Ending Choice in the Name of Anti-discrimination

Last November, the Washington State Supreme Court unanimously upheld Seattle’s “first-come, first-served” ordinance. The law requires landlords to publicize their criteria when selecting tenants and then rent to the first qualified individual.

Proponents of the ordinance claim that it provides equal treatment for all individuals. According to the Seattle Times,

When landlords are allowed to choose among multiple qualified applicants, their conscious and unconscious biases may come into play, leading to discrimination against people of color and people with disabilities. [emphasis added]

In other words, since a landlord’s unconscious thoughts might impact their decisions, property owners will be prevented from using their conscious thoughts.

The pretense of combating discrimination is a sham. Fundamentally, anti-discrimination laws are an attack on freedom of choice.

To discriminate is to recognize differences. If we buy our groceries at HEB rather than Kroger, we are discriminating. We are recognizing differences between the two grocers. The same is true when we select friends, an employer, or entertainment. Every choice we make is an act of discrimination.

Certainly, some individuals will use irrelevant or irrational criteria in making choices. But freedom of choice does not apply solely to those who make rational decisions. Freedom of choice also applies to those who make irrational choices. Freedom of choice includes the freedom to choose irrelevant or irrational criteria.

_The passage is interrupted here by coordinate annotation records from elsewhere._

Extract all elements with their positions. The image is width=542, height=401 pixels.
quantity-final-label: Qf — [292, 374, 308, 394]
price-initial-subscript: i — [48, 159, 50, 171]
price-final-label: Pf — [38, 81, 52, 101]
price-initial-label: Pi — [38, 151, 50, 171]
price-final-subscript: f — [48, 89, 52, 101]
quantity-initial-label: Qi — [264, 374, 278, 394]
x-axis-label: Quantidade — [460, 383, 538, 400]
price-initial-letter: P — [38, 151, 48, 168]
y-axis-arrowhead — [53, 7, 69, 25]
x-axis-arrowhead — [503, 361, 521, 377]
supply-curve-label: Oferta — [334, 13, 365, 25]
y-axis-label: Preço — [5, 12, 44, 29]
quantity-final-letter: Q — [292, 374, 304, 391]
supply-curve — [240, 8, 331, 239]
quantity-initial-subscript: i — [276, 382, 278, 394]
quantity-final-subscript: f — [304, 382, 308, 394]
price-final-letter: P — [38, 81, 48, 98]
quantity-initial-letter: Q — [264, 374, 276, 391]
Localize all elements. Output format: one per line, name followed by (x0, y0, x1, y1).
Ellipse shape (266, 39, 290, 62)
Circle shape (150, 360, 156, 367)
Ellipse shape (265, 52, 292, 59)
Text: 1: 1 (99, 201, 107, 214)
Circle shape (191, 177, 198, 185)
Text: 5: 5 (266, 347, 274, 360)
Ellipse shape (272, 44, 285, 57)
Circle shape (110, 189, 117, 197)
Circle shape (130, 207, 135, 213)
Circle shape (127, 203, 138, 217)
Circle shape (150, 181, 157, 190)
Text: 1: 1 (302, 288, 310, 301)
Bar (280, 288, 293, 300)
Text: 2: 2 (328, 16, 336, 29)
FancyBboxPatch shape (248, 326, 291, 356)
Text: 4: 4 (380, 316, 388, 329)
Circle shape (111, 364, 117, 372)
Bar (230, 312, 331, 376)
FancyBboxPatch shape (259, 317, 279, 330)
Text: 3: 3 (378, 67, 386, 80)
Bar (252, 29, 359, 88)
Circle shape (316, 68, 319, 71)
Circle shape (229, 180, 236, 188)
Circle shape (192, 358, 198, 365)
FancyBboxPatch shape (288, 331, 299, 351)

To attack discrimination is to attack freedom of choice. It is an attempt to force individuals to use only those criteria that government officials deem relevant and rational. Which means, government officials will force their choices on everyone else.

In its ruling, the Court stated,

Though the first-come, first-served law is “unquestionably an experiment,” and though “there is room for substantial debate about whether such an experiment is likely to succeed,” it’s an experiment allowed under Washington’s constitution.

The results of this “experiment” are quite easy to predict. Prohibited from acting on their own judgment in selecting tenants, landlords will exercise one choice still open to them. They will pull housing units from the rental market and Seattle’s affordable housing crisis will get worse.

In principle, this is no different than Seattle’s “experiment” in raising the minimum wage to $15 an hour. Deprived of the freedom to choose the proper wage for employees, business owners exercised the choices still open to them. They eliminated jobs or simply closed their business.

Social problems, whether real or imagined, are not solved by government mandate. They are solved when individuals are free to envision innovative solutions and then act accordingly. Social problems are solved when freedom of choice is protected.